Formato: Online Artículo Texto
Lenguaje:English
Publicado: Hindawi 2019
Materias:
Acceso en línea:https://www.ncbi.nlm.nih.gov/pmc/articles/PMC6388343/
https://www.ncbi.nlm.nih.gov/pubmed/30886750
http://dx.doi.org/10.1155/2019/9560592
Descripción
Sumario:Two different drug-coated balloons (DCBs) possessing different coating formulations were compared for rate of coating dissolution in vitro, in addition to tissue drug concentration and histological responses of treated vascular tissue in vivo, to determine if the rate of drug bioavailability to vascular tissue can impact the degree and duration of the observed pharmacological response to locally delivered drug. In vitro dissolution comparison demonstrated that a urea/paclitaxel-based coating formulation (IN.PACT™ Admiral™) released drug from solid to soluble phase at a slower and constant rate, yielding approximately 7% solubilized drug in 24 h. In contrast, a coating formulated from polysorbate/sorbitol/paclitaxel (Lutonix™) released 51% of solid phase drug to soluble phase in 1 h of dissolution with the remainder solubilizing in 24 h. In vivo evaluation of tissue drug concentration of both products showed significantly different tissue pharmacokinetic profile, with a higher concentration of paclitaxel in tissue at 90 days with a urea-based formulation excipient.
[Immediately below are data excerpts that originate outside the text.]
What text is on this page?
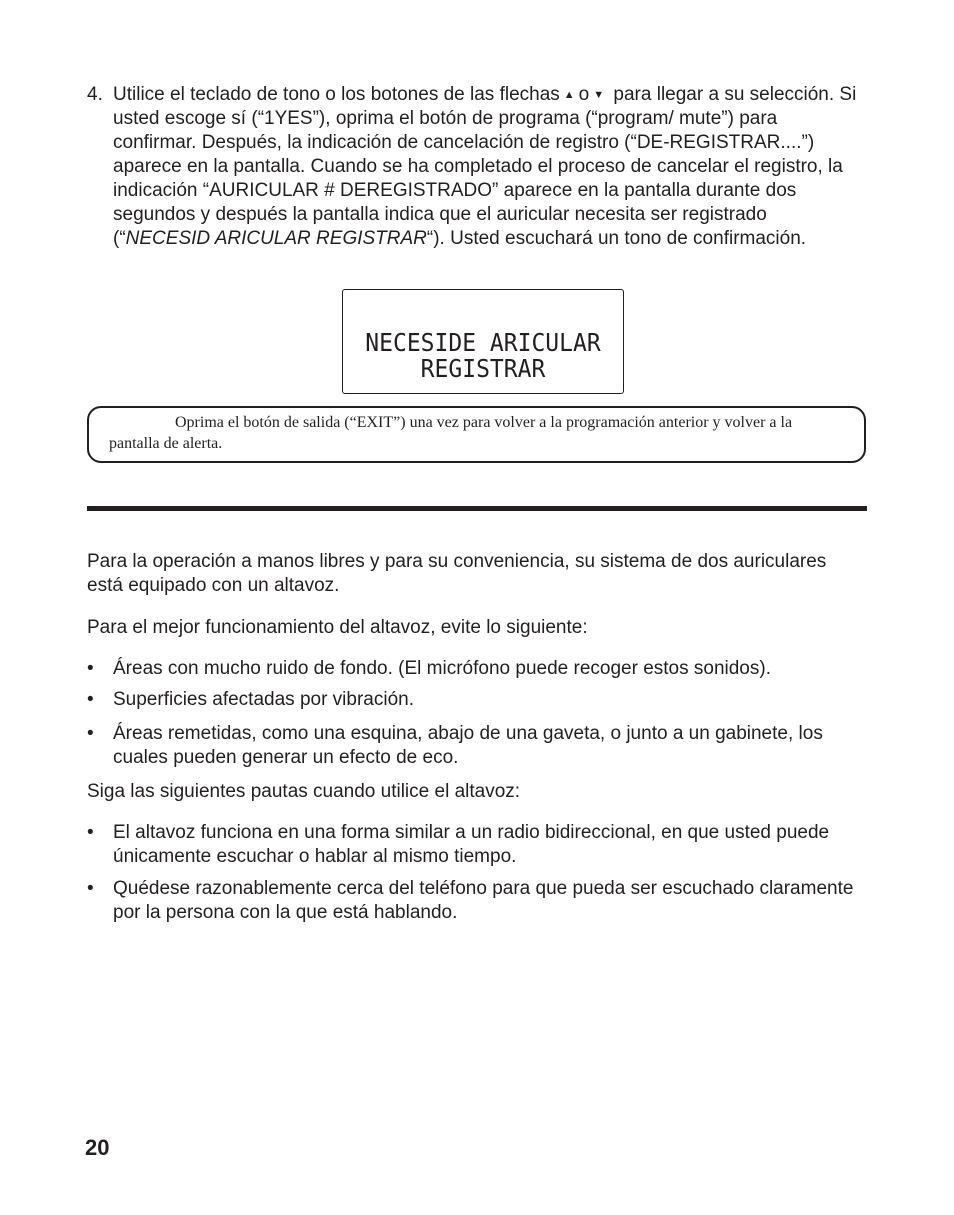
4. Utilice el teclado de tono o los botones de las flechas ▲ o ▼ para llegar a su selección. Si usted escoge sí (“1YES”), oprima el botón de programa (“program/ mute”) para confirmar. Después, la indicación de cancelación de registro (“DE-REGISTRAR....”) aparece en la pantalla. Cuando se ha completado el proceso de cancelar el registro, la indicación “AURICULAR # DEREGISTRADO” aparece en la pantalla durante dos segundos y después la pantalla indica que el auricular necesita ser registrado (“NECESID ARICULAR REGISTRAR“). Usted escuchará un tono de confirmación.
NECESIDE ARICULAR
REGISTRAR
Oprima el botón de salida (“EXIT”) una vez para volver a la programación anterior y volver a la pantalla de alerta.
Para la operación a manos libres y para su conveniencia, su sistema de dos auriculares está equipado con un altavoz.
Para el mejor funcionamiento del altavoz, evite lo siguiente:
• Áreas con mucho ruido de fondo. (El micrófono puede recoger estos sonidos).
• Superficies afectadas por vibración.
• Áreas remetidas, como una esquina, abajo de una gaveta, o junto a un gabinete, los cuales pueden generar un efecto de eco.
Siga las siguientes pautas cuando utilice el altavoz:
• El altavoz funciona en una forma similar a un radio bidireccional, en que usted puede únicamente escuchar o hablar al mismo tiempo.
• Quédese razonablemente cerca del teléfono para que pueda ser escuchado claramente por la persona con la que está hablando.
20
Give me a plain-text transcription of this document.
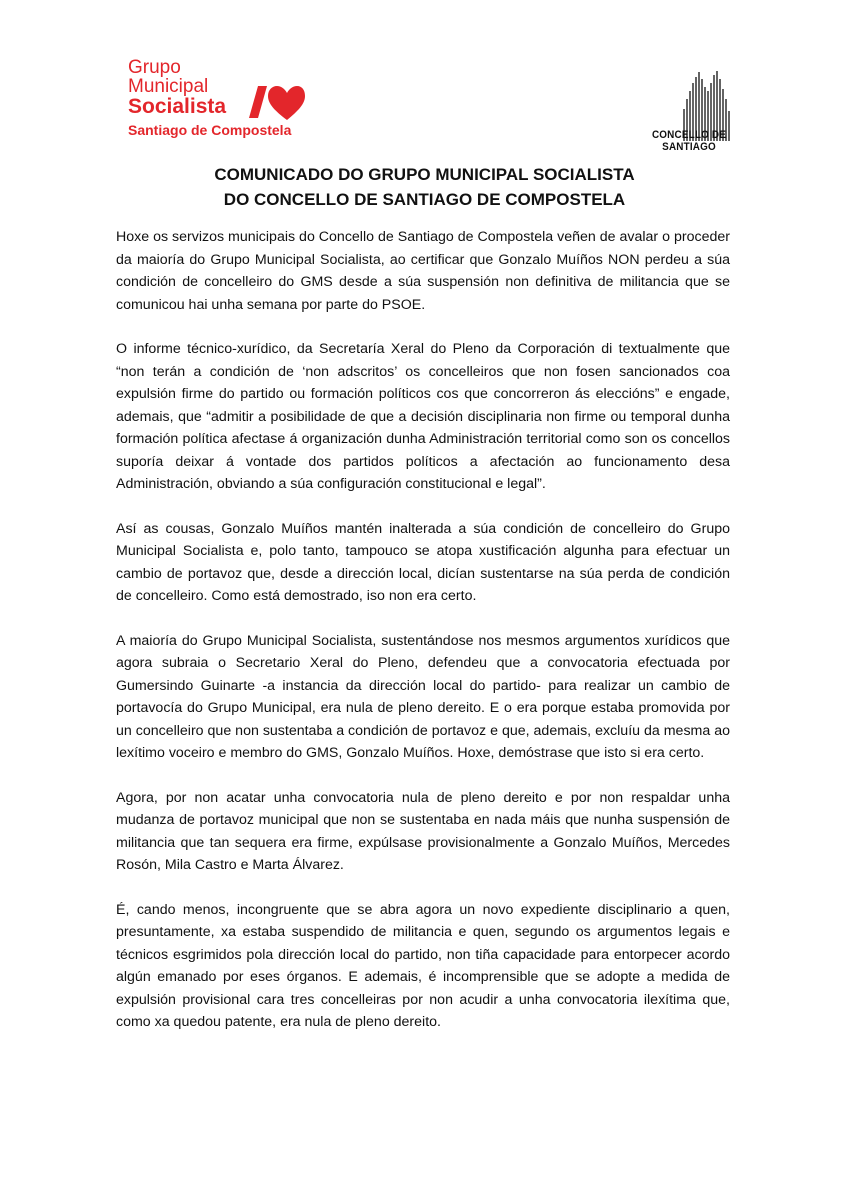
Grupo
Municipal
Socialista
Santiago de Compostela	CONCELLO DE
SANTIAGO
COMUNICADO DO GRUPO MUNICIPAL SOCIALISTA
DO CONCELLO DE SANTIAGO DE COMPOSTELA

Hoxe os servizos municipais do Concello de Santiago de Compostela veñen de avalar o proceder da maioría do Grupo Municipal Socialista, ao certificar que Gonzalo Muíños NON perdeu a súa condición de concelleiro do GMS desde a súa suspensión non definitiva de militancia que se comunicou hai unha semana por parte do PSOE.

O informe técnico-xurídico, da Secretaría Xeral do Pleno da Corporación di textualmente que “non terán a condición de ‘non adscritos’ os concelleiros que non fosen sancionados coa expulsión firme do partido ou formación políticos cos que concorreron ás eleccións” e engade, ademais, que “admitir a posibilidade de que a decisión disciplinaria non firme ou temporal dunha formación política afectase á organización dunha Administración territorial como son os concellos suporía deixar á vontade dos partidos políticos a afectación ao funcionamento desa Administración, obviando a súa configuración constitucional e legal”.

Así as cousas, Gonzalo Muíños mantén inalterada a súa condición de concelleiro do Grupo Municipal Socialista e, polo tanto, tampouco se atopa xustificación algunha para efectuar un cambio de portavoz que, desde a dirección local, dicían sustentarse na súa perda de condición de concelleiro. Como está demostrado, iso non era certo.

A maioría do Grupo Municipal Socialista, sustentándose nos mesmos argumentos xurídicos que agora subraia o Secretario Xeral do Pleno, defendeu que a convocatoria efectuada por Gumersindo Guinarte -a instancia da dirección local do partido- para realizar un cambio de portavocía do Grupo Municipal, era nula de pleno dereito. E o era porque estaba promovida por un concelleiro que non sustentaba a condición de portavoz e que, ademais, excluíu da mesma ao lexítimo voceiro e membro do GMS, Gonzalo Muíños. Hoxe, demóstrase que isto si era certo.

Agora, por non acatar unha convocatoria nula de pleno dereito e por non respaldar unha mudanza de portavoz municipal que non se sustentaba en nada máis que nunha suspensión de militancia que tan sequera era firme, expúlsase provisionalmente a Gonzalo Muíños, Mercedes Rosón, Mila Castro e Marta Álvarez.

É, cando menos, incongruente que se abra agora un novo expediente disciplinario a quen, presuntamente, xa estaba suspendido de militancia e quen, segundo os argumentos legais e técnicos esgrimidos pola dirección local do partido, non tiña capacidade para entorpecer acordo algún emanado por eses órganos. E ademais, é incomprensible que se adopte a medida de expulsión provisional cara tres concelleiras por non acudir a unha convocatoria ilexítima que, como xa quedou patente, era nula de pleno dereito.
Histological comparison of smooth muscle cell loss in response to drug exposure revealed contrasting trends of smooth muscle cell loss from 28 to 90 days with significantly higher response to drug observed at 90 days with the urea-based formulation. Rapid dissolution of drug from the polysorbate/sorbitol coating formulation was associated with an early increase in local cellular response to drug which diminished over 90 days with clearance of local drug from tissue. Sustained long-term drug-in-tissue concentration associated with the urea-based formulation demonstrated sustained pharmacological activity at 90 days, suggesting that slow coating dissolution provides a sustainable long-term tissue response.